纵有强身术的支持,几人依旧是被晃得头晕眼花,恶心欲呕,却有一环龙卷,记仇似的,小孩见猎心喜似的,一经过他们,便恋栈般动也不动了,牢牢粘在他们周围,把最强劲的风力全数迎向他们,仿佛推心置腹、袒胸露乳。
可惜对常于陆地的几人,这般馈赠实在消受不起,罗曼包着几人边抗边撤,张起的防护经由天灾人祸,多面夹攻,犹如补之不尽的渔网,总会漏些小鱼小虾,万仞风浪的冰山一角就足够身在其中的人们喝一壶的。
宣逍透体打湿了,水津津地矗立最前,与魂球合作,在光面之后立起晶壁,缓冲无处不在的狂风暴雨、枯枝败叶,不多时血溅数道,开了深可见骨的口子。
裘明、布灵和钟章藏在最内,心感不安地环视毛玻璃般模糊的外界。
黑雨渗赤胜冰雪,狂猛打击为风烈,咆哮轰雷滚霹雳,天云压压薄光泄。岛屿移,土崛起,石子抖颤如筛笠,人难安,兽身残,无边矛盾无方医。
裘明感觉,他们这当口甚而不如先前在海上横闯时驾驶的那艘小舟结实。
忽然,众人有所感知,看向一个方向。
那里风厉如刺,一梭子一梭子地凿刻,终是不负有心人,给它洞出一条细微的罅隙。
罅隙一经产生,便缓缓地,像冰面融化的前奏,丝丝裂开,伴着要人胆颤的尖调,须臾间占了一面。
布灵挺身而出,发出冰光,堵住一时。
“快跑!”宣逍低吼。
“跑哪?”裘明摊手,哪怕这种要紧的空,他似乎也镇定过头。
钟章没同他们打哈哈,推开裘明,三束流光从眉心迸发,化为伤痕累累的猛虎、章鱼和一朵凋落殆尽的牡丹花。

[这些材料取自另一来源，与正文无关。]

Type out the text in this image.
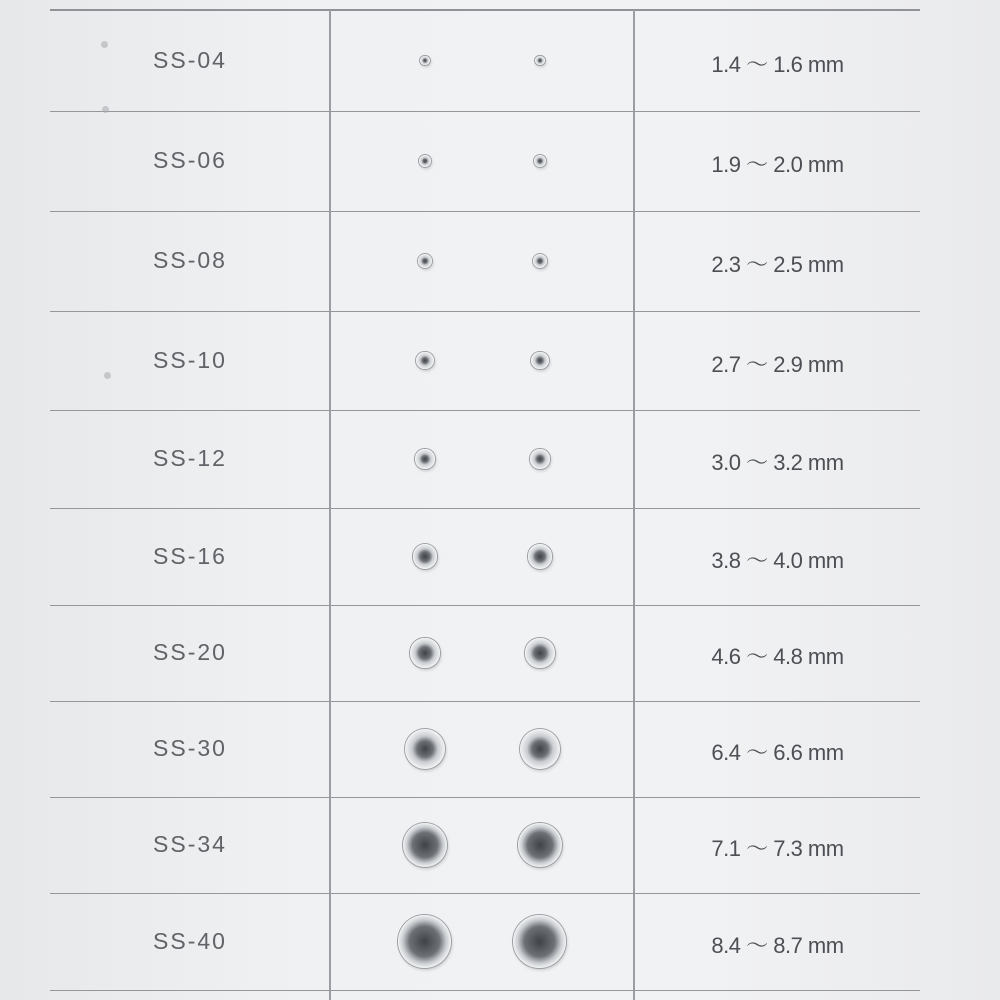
SS-04	1.4 ～ 1.6 mm
SS-06	1.9 ～ 2.0 mm
SS-08	2.3 ～ 2.5 mm
SS-10	2.7 ～ 2.9 mm
SS-12	3.0 ～ 3.2 mm
SS-16	3.8 ～ 4.0 mm
SS-20	4.6 ～ 4.8 mm
SS-30	6.4 ～ 6.6 mm
SS-34	7.1 ～ 7.3 mm
SS-40	8.4 ～ 8.7 mm
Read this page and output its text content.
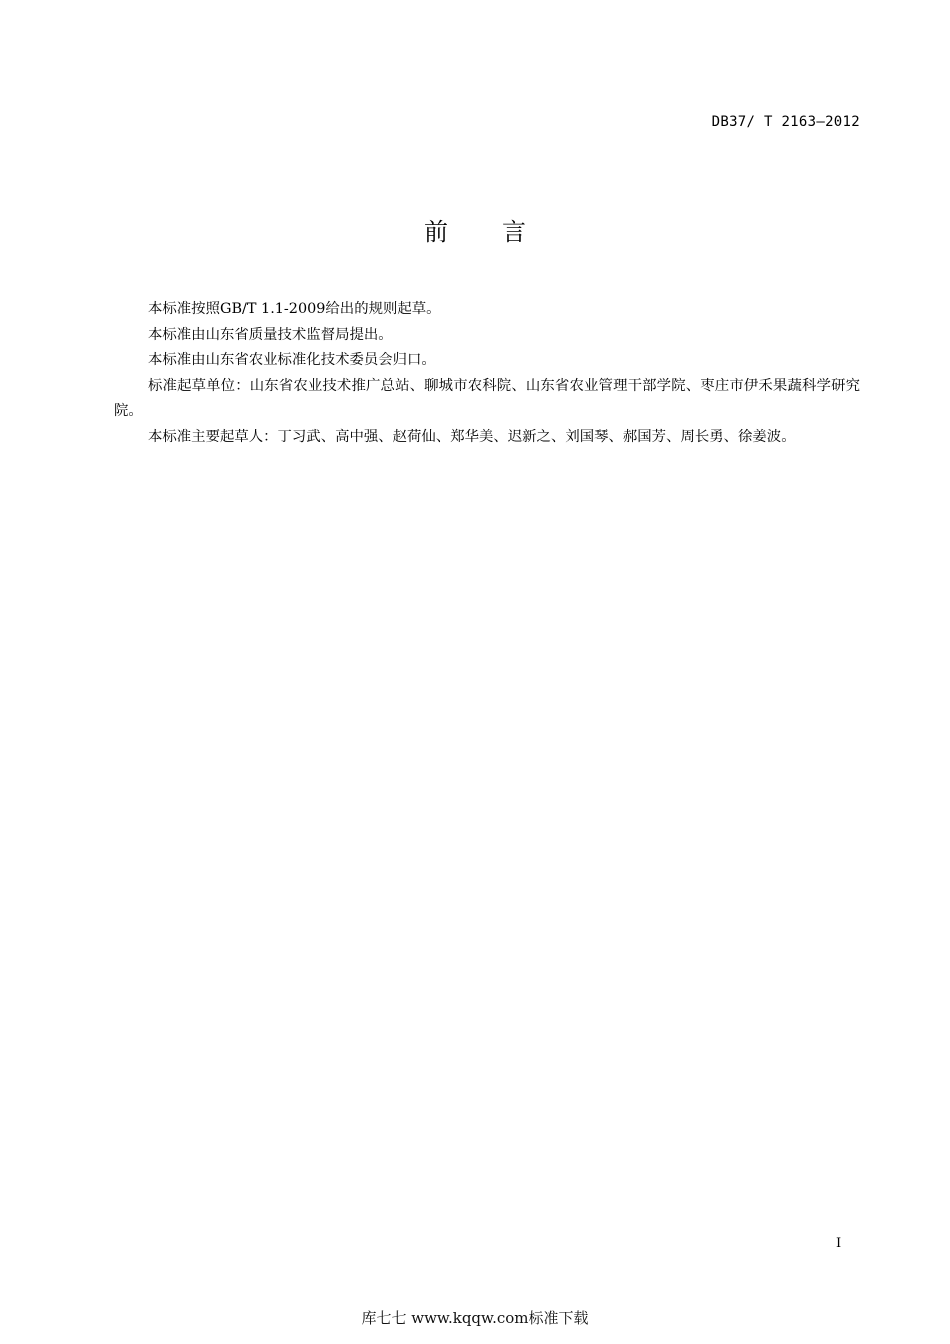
DB37/ T 2163—2012
前言

本标准按照GB/T 1.1-2009给出的规则起草。

本标准由山东省质量技术监督局提出。

本标准由山东省农业标准化技术委员会归口。

标准起草单位：山东省农业技术推广总站、聊城市农科院、山东省农业管理干部学院、枣庄市伊禾果蔬科学研究院。

本标准主要起草人：丁习武、高中强、赵荷仙、郑华美、迟新之、刘国琴、郝国芳、周长勇、徐姜波。

I
库七七 www.kqqw.com标准下载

受到此等天灾威慑,他应当也没多冷静,不然不至于把目前毫无裨益的缠枝牡丹召唤出来。
裘明被大力推得趔趄,侧身看去时,又感应到十分不妙的吱嘎声,那缝儿变本加厉,蔓延至罗曼抖个不停的双手那里,不过转眼,罗曼与两棵葵花不由自主地向后倒栽,一股巨力猛地自四面八方爆发,瞬息压垮光罩,殃及荡飞了光罩范围之内的宣逍、钟章和裘明等人,原本整齐有序的队伍分崩离析,各自崩散。
整个身体被飓风裹挟,空落落地悬浮,无处着依,几人势单力薄,宛若劲风里的蒲公英,失重感几乎同时席卷了他们。
再看罗曼,他和默仙葵各放尚显强盛的光,在昏天黑地里却如幽幽萤火,堪称风中残烛,徒能自保,无力他顾,被风与木夺去甚远,晃神时候便咫尺天涯。
“叽……”
魂球的叫声淹没在无边的风呼和木叶的簌簌中,越发渺茫,再无听闻。
按那球的性格,恐怕是逆水行舟,非要头铁,顶着风流寻他们,结果失散在飓风、叶刀和黑天里了吧。
一刹那的慌忙以后,裘明突地定神,屈身抱体,把布灵掖在怀里,呈一类保护内脏的姿态。由他怀中的布灵缓缓放出一丝丝微弱的黄气,暂且抵挡当空旋风的围堵和清剿。